Paul Burton reckons he has bought the bargain aircraft of the year. Eight weeks ago he paid just £7500 for this 1962 Stits SA3A. We reckon it’s worth that for the paint job and the name alone. The SA3A is known as the Playboy.
Paul’s Playboy is a home-built job from the States, built in 1962 by a man in South Carolina. “I fell in love with it as soon as I saw it,” says Paul, who normally flies one of Goodwood Aeroclub’s Cessna 172s. “But despite owning it for two months I am yet to fly it – I need to do a few more circuits with tail-wheel planes before I take her up.”

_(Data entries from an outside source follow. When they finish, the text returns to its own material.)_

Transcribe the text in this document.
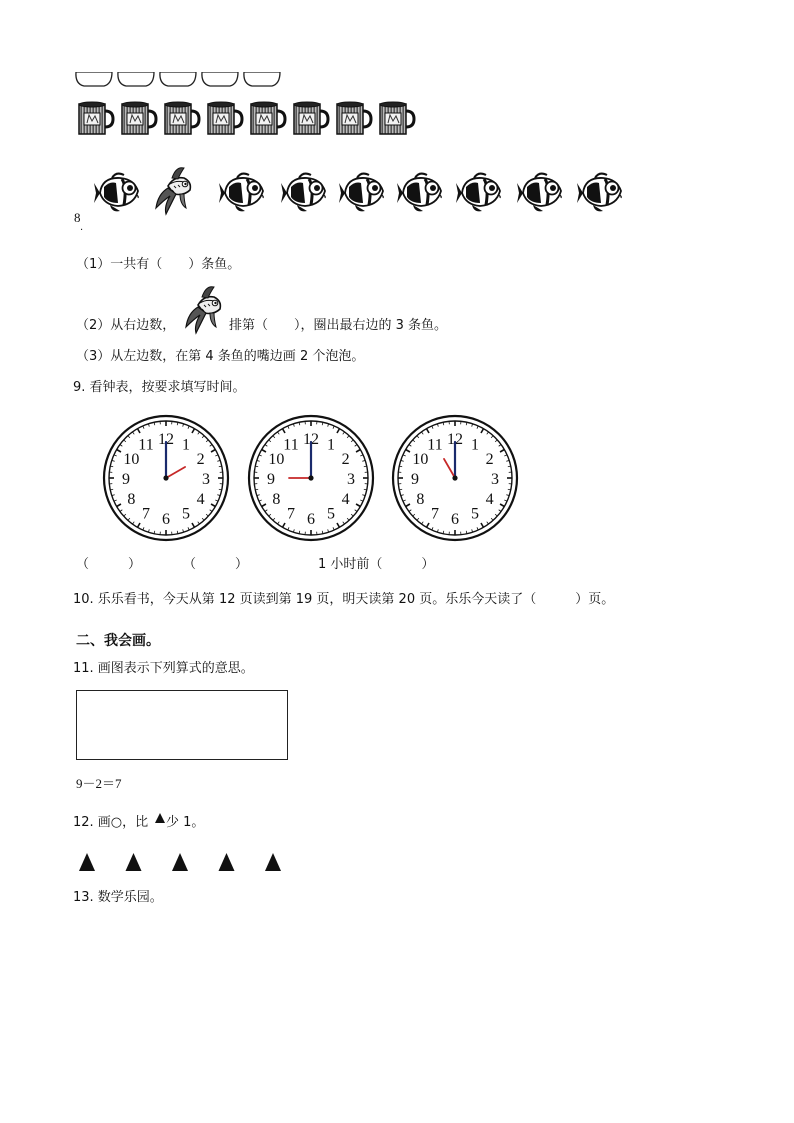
8
.
（1）一共有（　　）条鱼。
（2）从右边数，	排第（　　），圈出最右边的 3 条鱼。
（3）从左边数，在第 4 条鱼的嘴边画 2 个泡泡。
9. 看钟表，按要求填写时间。
12 1
2
3
4
5
6
7
8
9
10
11	12 1
2
3
4
5
6
7
8
9
10
11	12 1
2
3
4
5
6
7
8
9
10
11
（　　　）	（　　　）	1 小时前（　　　）
10. 乐乐看书，今天从第 12 页读到第 19 页，明天读第 20 页。乐乐今天读了（　　　）页。
二、我会画。
11. 画图表示下列算式的意思。
9－2＝7
12. 画○，比 少 1。
13. 数学乐园。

The Playboy was designed in 1955, a basic single-seater sports plane that mostly came in kit form for home assembly. It was cheap and aimed at introducing new people to recreational flying. Owners got a welded-up steel fuselage and a kit of parts and set of plans for the rest. The fuselage is covered by fabric and the wings are fabric over plywood spars. There are no flaps, just ailerons. There are no electrics and the engine is a simple 65bhp Continental A65. It was a plane people really could build it in their garages.
“The colour appealed to me first, then the price,” says Paul. “I didn’t want to spend too much but I reckon £7500 is a total bargain. Aeroplanes like this sell basically for the price of their engines, and this engine has plenty of time left on it.
“I love the idea of flying in an open cockpit aircraft. I have done it in Florida, and of course it was nice and warm there – I just hope flying my Playboy in southern England will as dry and as much fun.”
Paul, a member of Goodwood Aeroclub, intends to keep his Playboy here. It is thought it is the only flying Stits Playboy outside North America.